There's an old saying in football: "There are only two types of coaches--coaches who have been fired, and coaches who are going to be fired." Even the greats run out of steam at some point--Woody Hayes, famously, but seemingly not JoePa? Joe Gibbs certainly--the game had left him behind.
But most coaches who get fired (and I'll expand this to other sports) get fired for things beyond their control. A coach takes over a bad franchise (say, hypothetically, the
Lions) and continues to lose. A coach has some success with one roster but players age, move on as free agents, and he has less success with different players. A "genius" coach designs a new system but other coaches catch up and learn to defense the system, bringing the genius back to earth.
So we can talk a lot about why a coach "deserves" to get fired (Jim Zorn? Norv Turner?), but at a certain level there is no desert. Coaches have success, often for reasons beyond their control. Coaches suffer failures, ditto. Coaches can make a difference, but my guess is that coaching is less important than other factors, most of the time.
Look at the long list of great coaches who have failed with a second (or third) team: Ditka in New Orleans, Gibbs in Washington (Part II), Spurrier with the Redskins and in South Carolina. It's the rare coach who wins and wins and wins, even after changing locale. And that coach usually, but not always, has great players when he wins in the second or third place. Note that the "genius" of New England had little success with the Browns.
I think that there's an analogy to political parties here. A political party can win an election for reasons beyond its control. A political party can lose an election for reasons beyond its control. Sure, things the parties do matter. Ideas can matter. But like coaching, party leaders have limited control over events. Ideas rarely determine the outcomes.
I've been thinking a lot lately about the efforts to reinvigorate the Republican party, either as a party of ideas or as a party that speaks to middle- and lower-class voters on bread-and-butter issues. And I have to say that I'm skeptical. Skeptical that the ideas ever mattered that much, and skeptical that ideas and/or policy positions really matter, that much.
The GOP won in 1980 because things had gone very poorly for the US of A in the years preceding the election. It wasn't like the Democrats or Carter had much to do with that. Paul Volker probably had more effect on the economy than Carter, and the policies from the Johnson and Nixon administrations left the country in a rough patch. It's unlikely Carter could have stopped the Iranian revolution, and the seizure of the hostages, well, game over for the incumbent party.
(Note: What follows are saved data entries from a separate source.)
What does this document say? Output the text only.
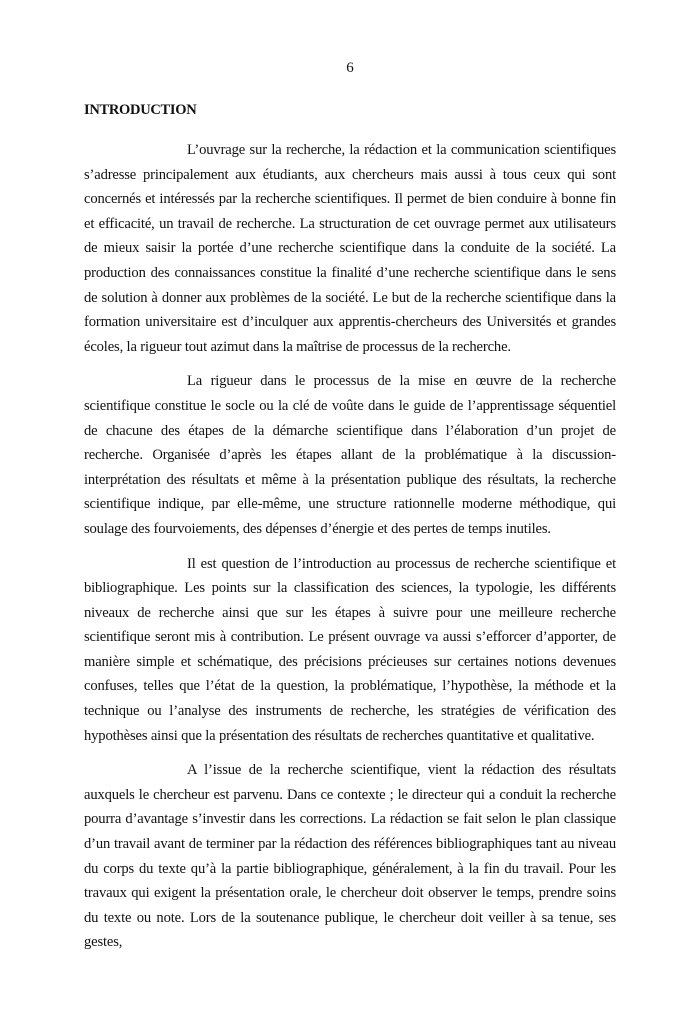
6
INTRODUCTION

L’ouvrage sur la recherche, la rédaction et la communication scientifiques s’adresse principalement aux étudiants, aux chercheurs mais aussi à tous ceux qui sont concernés et intéressés par la recherche scientifiques. Il permet de bien conduire à bonne fin et efficacité, un travail de recherche. La structuration de cet ouvrage permet aux utilisateurs de mieux saisir la portée d’une recherche scientifique dans la conduite de la société. La production des connaissances constitue la finalité d’une recherche scientifique dans le sens de solution à donner aux problèmes de la société. Le but de la recherche scientifique dans la formation universitaire est d’inculquer aux apprentis-chercheurs des Universités et grandes écoles, la rigueur tout azimut dans la maîtrise de processus de la recherche.

La rigueur dans le processus de la mise en œuvre de la recherche scientifique constitue le socle ou la clé de voûte dans le guide de l’apprentissage séquentiel de chacune des étapes de la démarche scientifique dans l’élaboration d’un projet de recherche. Organisée d’après les étapes allant de la problématique à la discussion-interprétation des résultats et même à la présentation publique des résultats, la recherche scientifique indique, par elle-même, une structure rationnelle moderne méthodique, qui soulage des fourvoiements, des dépenses d’énergie et des pertes de temps inutiles.

Il est question de l’introduction au processus de recherche scientifique et bibliographique. Les points sur la classification des sciences, la typologie, les différents niveaux de recherche ainsi que sur les étapes à suivre pour une meilleure recherche scientifique seront mis à contribution. Le présent ouvrage va aussi s’efforcer d’apporter, de manière simple et schématique, des précisions précieuses sur certaines notions devenues confuses, telles que l’état de la question, la problématique, l’hypothèse, la méthode et la technique ou l’analyse des instruments de recherche, les stratégies de vérification des hypothèses ainsi que la présentation des résultats de recherches quantitative et qualitative.

A l’issue de la recherche scientifique, vient la rédaction des résultats auxquels le chercheur est parvenu. Dans ce contexte ; le directeur qui a conduit la recherche pourra d’avantage s’investir dans les corrections. La rédaction se fait selon le plan classique d’un travail avant de terminer par la rédaction des références bibliographiques tant au niveau du corps du texte qu’à la partie bibliographique, généralement, à la fin du travail. Pour les travaux qui exigent la présentation orale, le chercheur doit observer le temps, prendre soins du texte ou note. Lors de la soutenance publique, le chercheur doit veiller à sa tenue, ses gestes,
I heard Douthat on NewsHour say that Carter had failed to cope with the economic crisis yadda yadda, no mention of the hostage crisis. Boy, he's young and stoopid.
Reagan won in 1980, but if George H.W. Bush would have won the nomination in 1980, he would have won the 1980 general election.
The GOP won in the congressional elections in 1994 because Southern conservative districts finally voted the way they should have been doing for decades. It wasn't the Contract with America!
I would say something similar about 2008. Did the Republicans really lose because they had no policy agenda? Or did they lose because they were the party in power during a financial crisis, a housing crisis, etc.? I doubt that Obama's policy proposals had much affect. In a very real sense, the GOP was in the situation of the coach who has run the same system for thirty years (sound like anyone?) but suffers some key injuries and faces other teams on an up-swing. Their luck had run out.
Around the blogosphere, we like to analyze and over-analyze these things (i.e., elections). But I'm not convinced that we don't over think them.
Now, of course many of the folks talking about reinvigorating the party have a motive for doing so--they want the reinvigorated party to adopt
their ideas. But I would really like to see a discussion of how much any of that really matters in winning elections.